Nota: O meio esterilizado pode ser armazenado a 4 ° C durante 2-3 meses.
2. Preparação do dispositivo matriz PDMS Micropillar
- corta o dispositivo de micropillar PDMS por uma faca, lâmina de barbear ou tesoura para se encaixar a parte de vidro (φ 14mm) de um prato de vidro-fundo de 35 mm.
Nota: O procedimento completo da construção do dispositivo PDMS é descrito em anterior papéis 8 , 9, e, portanto, os detalhes são omitidos aqui. Pratos de vidro-fundo com volumes menores, tais como placas 4-bem ou 96 poços, podem ser usados para a imagem latente a curto prazo, sem o dispositivo. - Esterilize o lado superior do dispositivo PDMS sob luz UV de 15 min.
- Rode o dispositivo de PDMS por usando uma pinça de ponta quadrada e mantê-lo sob UV luz por 15 min esterilizar fundo.
- Transferir o dispositivo PDMS esterilizado para uma placa de cultura de 35mm e adicionar o N5T médio até que o dispositivo é completamente embebido no meio (aproximadamente 5-7 mL).
- Colocar o prato em uma câmara de vácuo e reduzir a pressão para desgaseificar. Manter aspiração para 3h durante a noite até que o ar no dispositivo é substituído pelo meio.
Nota: O dispositivo pode ser desanexado por bolhas de ar sob um vácuo forte. - Leve o dispositivo do prato, segurando-o com uma pinça de ponta quadrada e colocá-lo em uma toalha de papel para remover o meio extra na parte lateral e inferior.
Nota: O meio na matriz de micropillar (superfície superior) não deve ser removido porque isso será usado para o cultivo do ovule. - Transferir o dispositivo para um vidro de slide 76 x 26 mm, garantindo para manter a parte de micropillar como o lado superior e cubra o dispositivo com tampa de prato de cultura de 35mm para evitar que o meio de secar durante a extração seguinte do ovule.

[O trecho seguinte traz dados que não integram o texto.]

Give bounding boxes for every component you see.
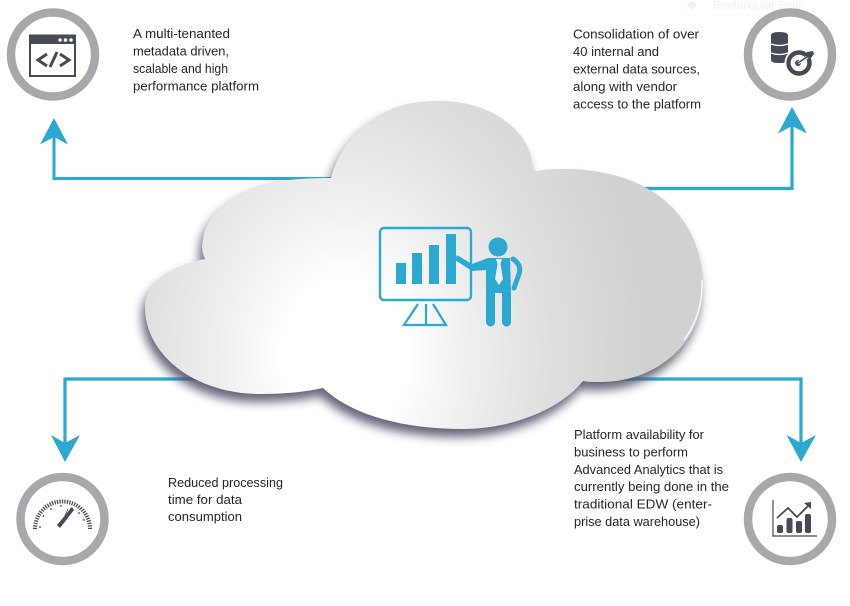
icon: speed gauge in ring <box>20 477 104 561</box>
text: advanced analytics: business to perform <box>574 446 688 460</box>
text: advanced analytics: currently being done in the <box>574 480 729 494</box>
arrow: cloud to bottom-right icon <box>620 379 816 462</box>
arrow: cloud to top-right icon <box>640 107 807 188</box>
board stand <box>404 304 446 325</box>
icon: presenter with bar chart <box>380 228 520 326</box>
presentation board <box>380 228 471 300</box>
text: platform description <box>133 27 259 94</box>
text: processing time: Reduced processing <box>168 476 283 490</box>
text: processing time: time for data <box>168 493 242 507</box>
arrow: cloud to top-left icon <box>40 118 331 178</box>
icon: analytics chart in ring <box>748 477 832 561</box>
icon: code window in ring <box>11 12 95 96</box>
text: processing time: consumption <box>168 510 242 524</box>
text: data sources: external data sources, <box>573 62 700 76</box>
text: platform description: A multi-tenanted <box>133 27 230 41</box>
text: platform description: performance platform <box>133 80 259 94</box>
board bars <box>396 234 456 284</box>
text: advanced analytics: traditional EDW (enter- <box>574 498 712 512</box>
text: platform description: metadata driven, <box>133 44 229 58</box>
text: processing time <box>168 476 283 524</box>
faint screenshot tool ghost label <box>682 0 850 15</box>
text: advanced analytics <box>574 428 729 529</box>
text: data sources: along with vendor <box>573 80 677 94</box>
arrow: cloud to bottom-left icon <box>51 379 200 462</box>
text: data sources: Consolidation of over <box>573 28 699 42</box>
text: advanced analytics: Advanced Analytics that is <box>574 463 723 477</box>
text: advanced analytics: prise data warehouse) <box>574 515 700 529</box>
text: data sources: access to the platform <box>573 98 701 112</box>
faint screenshot tool ghost label: Rectangular Snip <box>713 0 801 12</box>
presenter figure <box>455 238 520 326</box>
text: advanced analytics: Platform availability for <box>574 428 704 442</box>
central cloud <box>142 101 703 437</box>
text: data sources <box>573 28 701 112</box>
text: platform description: scalable and high <box>133 62 228 76</box>
icon: database and target in ring <box>748 12 832 96</box>
text: data sources: 40 internal and <box>573 45 659 59</box>
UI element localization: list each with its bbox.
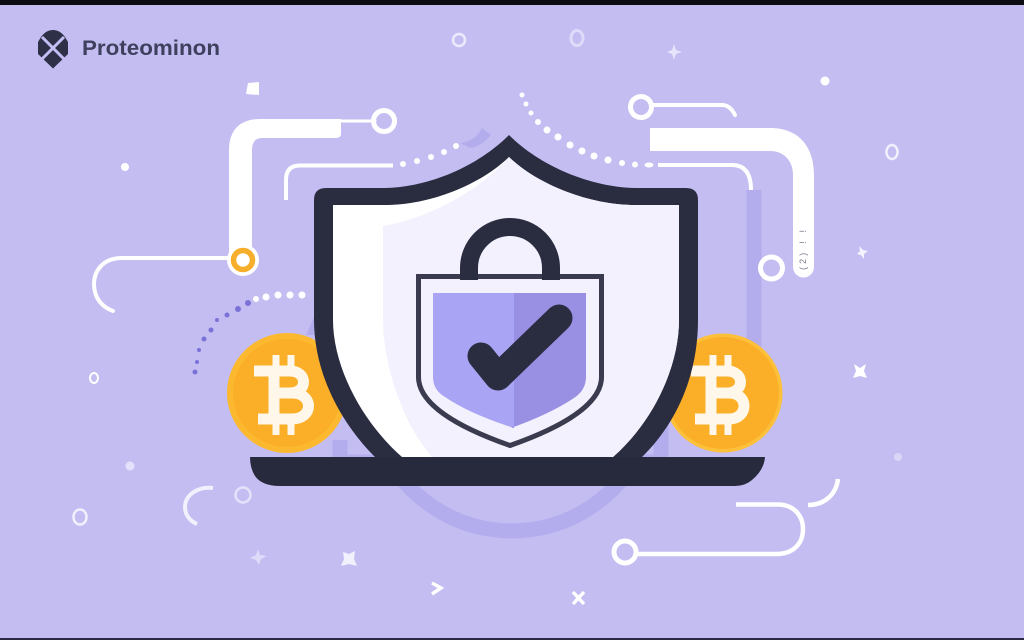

3. Síliqua dissecação e extração Ovule
- esterilizar uma agulha (0,40 mm G) e uma pinça bem esfregando com etanol a 70%. A agulha é facilmente manipulada, anexando-o a uma vara de madeira ou seringa.
- Verificar a inflorescência da planta e selecione os siliques adequados para o experimento. Os siliques mm aproximadamente 5 contêm zigotos, e os siliques de 8-10 mm incluem jovens embriões globulares.
- Excisar as siliques usando uma pinça e colocá-los em fita dupla-face em um vidro de slide 76 x 26 mm. Uma síliqua contém cerca de 40-60 óvulos e 3-4 siliques (ou seja, 120-240 óvulos) são suficientes para um dispositivo.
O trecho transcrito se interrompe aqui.